= Yare Prison =

Prison complex in San Francisco de Yare, Miranda State, Venezuela

Yare Prison (Prisión de Yare; officially: Prison of San Francisco de Yare) is a prison in San Francisco de Yare, in the Simón Bolívar Municipality of the Miranda state, Venezuela. Like other prisons in Venezuela, it is known for its harsh conditions, mainly due to overcrowding and poor facilities. Nationally, some 44,500 prisoners are housed in buildings designed for 15,000.

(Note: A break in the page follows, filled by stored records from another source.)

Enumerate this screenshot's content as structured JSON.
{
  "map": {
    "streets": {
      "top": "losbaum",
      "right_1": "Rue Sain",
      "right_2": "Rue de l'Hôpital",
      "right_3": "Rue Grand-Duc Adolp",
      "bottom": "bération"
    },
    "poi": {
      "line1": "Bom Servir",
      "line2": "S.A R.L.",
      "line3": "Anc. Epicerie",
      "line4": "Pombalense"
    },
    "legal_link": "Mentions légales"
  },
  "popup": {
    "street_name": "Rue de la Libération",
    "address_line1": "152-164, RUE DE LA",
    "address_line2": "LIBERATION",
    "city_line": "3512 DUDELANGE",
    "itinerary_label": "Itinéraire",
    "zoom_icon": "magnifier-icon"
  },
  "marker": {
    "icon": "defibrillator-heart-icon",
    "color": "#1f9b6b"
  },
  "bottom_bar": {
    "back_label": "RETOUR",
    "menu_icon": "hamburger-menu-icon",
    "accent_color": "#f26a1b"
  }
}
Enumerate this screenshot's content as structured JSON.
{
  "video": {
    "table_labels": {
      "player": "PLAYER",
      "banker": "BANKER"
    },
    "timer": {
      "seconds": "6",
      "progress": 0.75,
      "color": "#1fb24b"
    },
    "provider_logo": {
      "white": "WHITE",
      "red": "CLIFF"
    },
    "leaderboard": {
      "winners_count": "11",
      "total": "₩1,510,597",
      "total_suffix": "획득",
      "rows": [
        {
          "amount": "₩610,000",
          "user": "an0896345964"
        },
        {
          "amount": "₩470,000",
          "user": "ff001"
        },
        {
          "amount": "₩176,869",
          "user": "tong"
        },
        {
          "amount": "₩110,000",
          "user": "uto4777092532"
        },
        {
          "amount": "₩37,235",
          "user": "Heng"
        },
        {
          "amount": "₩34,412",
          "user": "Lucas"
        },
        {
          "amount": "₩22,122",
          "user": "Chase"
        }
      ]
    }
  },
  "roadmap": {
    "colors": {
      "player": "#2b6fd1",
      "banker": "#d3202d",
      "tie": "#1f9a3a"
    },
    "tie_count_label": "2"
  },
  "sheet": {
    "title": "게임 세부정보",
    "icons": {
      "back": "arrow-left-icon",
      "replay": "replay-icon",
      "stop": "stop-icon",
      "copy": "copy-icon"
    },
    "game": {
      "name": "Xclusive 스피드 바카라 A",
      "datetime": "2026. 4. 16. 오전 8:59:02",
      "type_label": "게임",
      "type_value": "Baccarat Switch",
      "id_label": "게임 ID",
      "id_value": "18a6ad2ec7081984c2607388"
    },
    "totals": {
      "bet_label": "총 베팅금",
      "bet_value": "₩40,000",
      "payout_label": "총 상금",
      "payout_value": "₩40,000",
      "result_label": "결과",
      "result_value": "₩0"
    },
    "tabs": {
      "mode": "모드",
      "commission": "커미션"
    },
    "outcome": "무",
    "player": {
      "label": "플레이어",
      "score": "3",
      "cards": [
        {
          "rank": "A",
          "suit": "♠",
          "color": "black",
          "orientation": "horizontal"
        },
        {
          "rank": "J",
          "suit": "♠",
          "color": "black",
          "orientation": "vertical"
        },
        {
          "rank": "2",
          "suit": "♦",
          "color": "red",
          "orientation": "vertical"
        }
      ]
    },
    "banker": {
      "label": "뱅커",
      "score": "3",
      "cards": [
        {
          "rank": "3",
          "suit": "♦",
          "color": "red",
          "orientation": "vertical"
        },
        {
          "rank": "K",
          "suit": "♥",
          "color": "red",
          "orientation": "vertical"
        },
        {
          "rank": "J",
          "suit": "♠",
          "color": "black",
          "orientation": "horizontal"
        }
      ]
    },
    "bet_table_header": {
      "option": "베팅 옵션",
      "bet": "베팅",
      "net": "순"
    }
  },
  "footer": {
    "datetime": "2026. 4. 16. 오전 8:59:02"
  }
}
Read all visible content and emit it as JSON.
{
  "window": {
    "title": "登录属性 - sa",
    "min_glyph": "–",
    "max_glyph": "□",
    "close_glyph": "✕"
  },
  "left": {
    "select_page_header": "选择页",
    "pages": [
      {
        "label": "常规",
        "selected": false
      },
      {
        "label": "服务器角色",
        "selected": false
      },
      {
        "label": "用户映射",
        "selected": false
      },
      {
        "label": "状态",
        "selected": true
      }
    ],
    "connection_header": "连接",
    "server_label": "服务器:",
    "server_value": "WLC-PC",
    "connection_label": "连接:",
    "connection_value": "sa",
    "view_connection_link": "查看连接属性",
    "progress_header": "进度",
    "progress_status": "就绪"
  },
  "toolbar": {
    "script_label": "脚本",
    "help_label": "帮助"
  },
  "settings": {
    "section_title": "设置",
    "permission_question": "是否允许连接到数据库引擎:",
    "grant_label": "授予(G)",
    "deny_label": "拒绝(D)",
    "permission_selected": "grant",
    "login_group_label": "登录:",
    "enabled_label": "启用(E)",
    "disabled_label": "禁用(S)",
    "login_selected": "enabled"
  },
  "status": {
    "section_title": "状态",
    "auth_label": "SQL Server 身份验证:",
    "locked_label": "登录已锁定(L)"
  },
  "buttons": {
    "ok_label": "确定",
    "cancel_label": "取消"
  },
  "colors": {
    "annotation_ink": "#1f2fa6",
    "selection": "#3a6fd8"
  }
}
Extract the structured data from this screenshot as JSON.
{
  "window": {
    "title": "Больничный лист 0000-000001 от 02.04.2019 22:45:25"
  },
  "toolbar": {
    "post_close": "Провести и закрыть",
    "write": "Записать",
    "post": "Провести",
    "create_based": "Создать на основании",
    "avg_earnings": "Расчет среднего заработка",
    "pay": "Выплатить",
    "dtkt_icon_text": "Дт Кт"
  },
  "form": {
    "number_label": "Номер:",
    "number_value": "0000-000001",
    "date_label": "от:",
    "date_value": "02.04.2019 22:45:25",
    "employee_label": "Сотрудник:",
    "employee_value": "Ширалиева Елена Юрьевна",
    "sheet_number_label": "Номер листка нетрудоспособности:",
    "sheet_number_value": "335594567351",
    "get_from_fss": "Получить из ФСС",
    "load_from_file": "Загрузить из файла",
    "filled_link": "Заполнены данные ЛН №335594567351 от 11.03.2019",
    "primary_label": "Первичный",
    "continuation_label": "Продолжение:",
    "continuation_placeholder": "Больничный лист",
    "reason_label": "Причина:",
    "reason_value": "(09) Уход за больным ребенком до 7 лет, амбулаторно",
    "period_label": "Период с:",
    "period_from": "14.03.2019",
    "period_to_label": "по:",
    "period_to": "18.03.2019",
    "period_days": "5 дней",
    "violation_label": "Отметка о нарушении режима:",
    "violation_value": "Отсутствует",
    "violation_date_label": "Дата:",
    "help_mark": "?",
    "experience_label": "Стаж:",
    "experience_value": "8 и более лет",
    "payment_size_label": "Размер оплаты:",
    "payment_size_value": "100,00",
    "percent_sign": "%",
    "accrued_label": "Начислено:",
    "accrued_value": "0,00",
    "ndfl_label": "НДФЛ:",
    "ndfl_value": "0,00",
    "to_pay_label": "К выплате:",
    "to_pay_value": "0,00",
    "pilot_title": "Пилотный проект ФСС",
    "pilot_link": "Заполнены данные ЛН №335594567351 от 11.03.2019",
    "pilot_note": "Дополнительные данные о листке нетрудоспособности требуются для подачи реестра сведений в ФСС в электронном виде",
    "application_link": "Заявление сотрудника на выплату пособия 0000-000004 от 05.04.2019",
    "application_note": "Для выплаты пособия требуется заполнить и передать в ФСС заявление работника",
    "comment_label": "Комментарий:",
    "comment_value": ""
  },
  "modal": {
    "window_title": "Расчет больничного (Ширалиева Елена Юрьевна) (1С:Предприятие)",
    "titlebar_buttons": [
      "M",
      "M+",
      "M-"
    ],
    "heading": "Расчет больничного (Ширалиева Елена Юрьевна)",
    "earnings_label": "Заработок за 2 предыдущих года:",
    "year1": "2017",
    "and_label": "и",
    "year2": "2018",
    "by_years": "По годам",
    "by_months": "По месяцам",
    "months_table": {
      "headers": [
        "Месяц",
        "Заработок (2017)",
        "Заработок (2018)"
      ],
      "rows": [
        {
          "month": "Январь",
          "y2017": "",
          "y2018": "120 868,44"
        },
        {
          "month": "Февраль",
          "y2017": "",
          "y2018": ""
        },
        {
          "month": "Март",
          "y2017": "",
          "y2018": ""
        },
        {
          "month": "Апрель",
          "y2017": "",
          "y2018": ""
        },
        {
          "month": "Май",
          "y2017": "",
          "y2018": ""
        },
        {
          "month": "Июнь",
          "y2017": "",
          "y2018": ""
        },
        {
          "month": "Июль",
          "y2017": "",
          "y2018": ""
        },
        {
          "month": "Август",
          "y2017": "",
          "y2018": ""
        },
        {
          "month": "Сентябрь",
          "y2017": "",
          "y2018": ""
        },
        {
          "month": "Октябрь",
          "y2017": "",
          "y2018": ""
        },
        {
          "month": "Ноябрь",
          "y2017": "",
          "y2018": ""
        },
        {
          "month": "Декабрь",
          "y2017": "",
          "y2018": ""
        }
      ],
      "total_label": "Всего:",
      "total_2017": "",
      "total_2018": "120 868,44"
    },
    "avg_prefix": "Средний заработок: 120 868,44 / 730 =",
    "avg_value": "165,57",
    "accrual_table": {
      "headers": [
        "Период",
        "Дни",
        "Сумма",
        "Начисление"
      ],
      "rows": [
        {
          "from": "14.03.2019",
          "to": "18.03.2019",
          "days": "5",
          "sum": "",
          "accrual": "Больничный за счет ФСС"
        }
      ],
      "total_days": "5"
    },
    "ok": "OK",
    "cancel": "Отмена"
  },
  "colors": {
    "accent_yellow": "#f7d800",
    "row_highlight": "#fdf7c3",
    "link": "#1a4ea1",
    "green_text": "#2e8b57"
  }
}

There are three groups of buildings: Yare I, II, and III. These centers are overpopulated. Yare I was designed to have 750 prisoners, but currently houses approximately 1,153. Yare I was built in 1984, and Yare II was constructed between 1997 and 1998. Military personnel involved in the coup of February 1992 against President Carlos Andrés Pérez were imprisoned here from 1992 until 1994, until President Rafael Caldera's pardon. While imprisoned here, Hugo Chávez, leader of the coup, wrote his political manifesto "Cómo salir del laberinto".

==2012 Riot ==

On the 20th of August, 2012, a clash between two gangs in Yare I caused 25 deaths and 43 wounded. The cause of the brawl was a gun discharged during a discussion between the gang leaders. However, the shot did not hit anyone.